Erstveröffentlicht: 
10.10.2015

Bayerns Ministerpräsident droht dem Bund mit Klage - schwächt aber gleichzeitig alte Äußerungen ab

 

Von Patrick Guyton

 

München/Berlin. Den großen Knüppel zieht Horst Seehofer nach der gestrigen Münchner Asyl-Kabinettssitzung eher beiläufig aus dem Sack: Sollte der Bund nicht bald den weiteren Zuzug von Flüchtlingen begrenzen, behält sich der Freistaat eine "Klage beim Bundesverfassungsgericht" vor. Begründung des bayerischen Regierungschefs: "Der Bund hält das Recht nicht ein." Denn eigentlich müssten die Menschen an der Grenze abgewiesen werden, weil sie aus einem sicheren Drittstaat kommen.
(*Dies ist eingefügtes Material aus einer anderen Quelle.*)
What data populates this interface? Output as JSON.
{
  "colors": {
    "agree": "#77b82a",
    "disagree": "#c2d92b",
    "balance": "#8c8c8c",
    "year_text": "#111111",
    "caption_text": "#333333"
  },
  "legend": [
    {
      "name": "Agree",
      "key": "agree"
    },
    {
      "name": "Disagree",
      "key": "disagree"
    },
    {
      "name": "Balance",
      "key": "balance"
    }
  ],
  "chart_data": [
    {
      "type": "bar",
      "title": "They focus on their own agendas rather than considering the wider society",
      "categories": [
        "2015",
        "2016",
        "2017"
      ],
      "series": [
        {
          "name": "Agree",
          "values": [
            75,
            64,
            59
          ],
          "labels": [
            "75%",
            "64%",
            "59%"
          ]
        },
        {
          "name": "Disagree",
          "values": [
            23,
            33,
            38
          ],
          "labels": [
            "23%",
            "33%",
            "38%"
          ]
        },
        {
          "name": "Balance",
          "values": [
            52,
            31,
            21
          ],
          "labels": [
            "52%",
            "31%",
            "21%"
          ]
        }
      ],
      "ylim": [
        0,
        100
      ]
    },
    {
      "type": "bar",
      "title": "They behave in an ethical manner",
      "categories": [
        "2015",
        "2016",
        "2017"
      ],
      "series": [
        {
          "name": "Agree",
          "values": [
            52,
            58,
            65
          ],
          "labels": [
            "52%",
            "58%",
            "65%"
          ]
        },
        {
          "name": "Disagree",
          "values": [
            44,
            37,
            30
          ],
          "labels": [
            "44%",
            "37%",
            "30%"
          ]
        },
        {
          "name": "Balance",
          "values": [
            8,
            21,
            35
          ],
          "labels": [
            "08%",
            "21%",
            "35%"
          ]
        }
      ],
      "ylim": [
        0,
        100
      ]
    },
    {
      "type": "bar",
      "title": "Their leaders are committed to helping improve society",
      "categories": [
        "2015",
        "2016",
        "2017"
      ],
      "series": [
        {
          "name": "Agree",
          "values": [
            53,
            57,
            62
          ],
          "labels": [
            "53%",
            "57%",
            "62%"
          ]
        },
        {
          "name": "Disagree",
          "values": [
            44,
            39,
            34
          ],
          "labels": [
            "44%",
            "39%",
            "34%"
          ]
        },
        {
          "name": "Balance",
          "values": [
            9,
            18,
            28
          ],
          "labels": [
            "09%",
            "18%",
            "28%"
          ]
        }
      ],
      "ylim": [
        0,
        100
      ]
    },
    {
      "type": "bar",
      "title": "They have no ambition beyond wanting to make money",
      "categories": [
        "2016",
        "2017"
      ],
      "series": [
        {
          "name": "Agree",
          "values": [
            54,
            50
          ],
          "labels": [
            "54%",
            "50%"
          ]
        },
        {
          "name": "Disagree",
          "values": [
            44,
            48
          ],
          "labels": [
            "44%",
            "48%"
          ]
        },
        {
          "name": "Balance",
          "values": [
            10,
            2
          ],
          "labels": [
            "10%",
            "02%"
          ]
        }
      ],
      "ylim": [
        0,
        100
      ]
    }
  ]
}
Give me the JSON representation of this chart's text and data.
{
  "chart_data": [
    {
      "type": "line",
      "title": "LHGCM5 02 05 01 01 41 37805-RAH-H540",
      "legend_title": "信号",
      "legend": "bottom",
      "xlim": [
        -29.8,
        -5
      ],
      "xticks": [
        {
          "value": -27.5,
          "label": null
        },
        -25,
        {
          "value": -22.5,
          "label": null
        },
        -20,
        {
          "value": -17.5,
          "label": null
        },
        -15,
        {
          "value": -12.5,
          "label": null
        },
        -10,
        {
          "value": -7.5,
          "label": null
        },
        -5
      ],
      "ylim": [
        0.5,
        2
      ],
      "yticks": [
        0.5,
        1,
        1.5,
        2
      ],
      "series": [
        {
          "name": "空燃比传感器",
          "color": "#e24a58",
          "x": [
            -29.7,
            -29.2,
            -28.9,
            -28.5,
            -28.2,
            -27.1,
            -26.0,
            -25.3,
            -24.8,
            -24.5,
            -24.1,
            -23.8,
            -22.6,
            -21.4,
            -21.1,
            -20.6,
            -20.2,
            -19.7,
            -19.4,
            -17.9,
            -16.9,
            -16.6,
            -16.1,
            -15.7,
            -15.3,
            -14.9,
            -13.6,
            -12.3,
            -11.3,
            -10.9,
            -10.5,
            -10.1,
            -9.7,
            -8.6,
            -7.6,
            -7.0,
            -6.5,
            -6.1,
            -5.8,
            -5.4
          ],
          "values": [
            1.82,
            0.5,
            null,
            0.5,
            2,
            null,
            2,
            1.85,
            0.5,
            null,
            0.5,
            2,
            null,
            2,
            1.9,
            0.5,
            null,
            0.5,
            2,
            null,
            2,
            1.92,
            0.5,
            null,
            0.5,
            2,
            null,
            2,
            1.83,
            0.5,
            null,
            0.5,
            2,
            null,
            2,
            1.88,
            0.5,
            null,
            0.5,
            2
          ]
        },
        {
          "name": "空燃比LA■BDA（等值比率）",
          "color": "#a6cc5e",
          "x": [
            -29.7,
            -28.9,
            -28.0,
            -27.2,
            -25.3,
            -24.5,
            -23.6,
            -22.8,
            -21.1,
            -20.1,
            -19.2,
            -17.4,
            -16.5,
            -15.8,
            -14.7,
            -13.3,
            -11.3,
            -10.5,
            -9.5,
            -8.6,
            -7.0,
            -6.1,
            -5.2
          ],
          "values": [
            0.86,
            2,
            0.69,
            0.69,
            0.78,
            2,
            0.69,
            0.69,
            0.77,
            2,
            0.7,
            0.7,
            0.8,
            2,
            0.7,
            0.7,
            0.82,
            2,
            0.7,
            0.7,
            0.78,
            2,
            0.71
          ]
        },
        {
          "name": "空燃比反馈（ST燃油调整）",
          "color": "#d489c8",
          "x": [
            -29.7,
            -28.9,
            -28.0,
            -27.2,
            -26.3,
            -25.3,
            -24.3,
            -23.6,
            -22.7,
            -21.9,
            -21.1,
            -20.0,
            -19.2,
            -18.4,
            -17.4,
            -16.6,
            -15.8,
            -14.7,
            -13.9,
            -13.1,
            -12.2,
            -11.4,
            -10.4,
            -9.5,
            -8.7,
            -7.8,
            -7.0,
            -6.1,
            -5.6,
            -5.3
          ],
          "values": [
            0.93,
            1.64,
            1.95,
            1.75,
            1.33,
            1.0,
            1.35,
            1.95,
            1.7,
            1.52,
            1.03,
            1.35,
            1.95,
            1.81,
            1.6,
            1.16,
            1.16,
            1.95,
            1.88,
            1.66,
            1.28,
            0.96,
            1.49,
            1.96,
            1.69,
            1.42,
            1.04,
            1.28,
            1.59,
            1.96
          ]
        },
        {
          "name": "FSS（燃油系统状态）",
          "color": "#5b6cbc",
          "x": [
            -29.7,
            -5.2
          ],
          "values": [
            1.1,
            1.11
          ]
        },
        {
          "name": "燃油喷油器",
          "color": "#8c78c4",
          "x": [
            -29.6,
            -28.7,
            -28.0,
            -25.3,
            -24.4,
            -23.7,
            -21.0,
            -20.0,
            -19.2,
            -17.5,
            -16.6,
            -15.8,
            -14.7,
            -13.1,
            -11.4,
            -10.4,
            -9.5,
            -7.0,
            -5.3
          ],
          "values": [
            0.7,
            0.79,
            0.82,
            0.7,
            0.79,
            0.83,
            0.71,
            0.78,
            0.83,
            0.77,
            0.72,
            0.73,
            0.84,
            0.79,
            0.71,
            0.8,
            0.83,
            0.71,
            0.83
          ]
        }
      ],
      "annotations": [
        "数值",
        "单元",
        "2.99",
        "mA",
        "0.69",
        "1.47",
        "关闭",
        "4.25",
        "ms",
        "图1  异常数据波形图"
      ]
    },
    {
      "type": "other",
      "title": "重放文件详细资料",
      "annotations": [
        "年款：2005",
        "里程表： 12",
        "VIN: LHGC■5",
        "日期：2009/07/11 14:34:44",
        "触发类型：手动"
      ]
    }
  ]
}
Der Bund müsse die Handlungsfähigkeit der Länder sichern, sagt Seehofer. Aber diese Aufgabe sehe er in Gefahr, wenn der Flüchtlingsstrom weiter ungehindert ins Land komme, vor allem in den Freistaat Bayern.


Dass mit der CSU ein Mitglied der Bundesregierung gegen die Regierung selbst klagen möchte und dies auch öffentlich kundtut - das ist schon starker Tobak. Und es ist ein Zeichen dafür, wie es um das Verhältnis von CDU und CSU, von Merkel und Seehofer steht. Dass allerdings ausgerechnet der Gang zum höchsten deutschen Gericht ein erfolgreiches Mittel ist, um rasch den Zuzug zu beschränken, dürfte auch innerhalb der Christsozialen gehörig bezweifelt werden. Denn solche Verfahren in Karlsruhe kosten vor allem viel Zeit.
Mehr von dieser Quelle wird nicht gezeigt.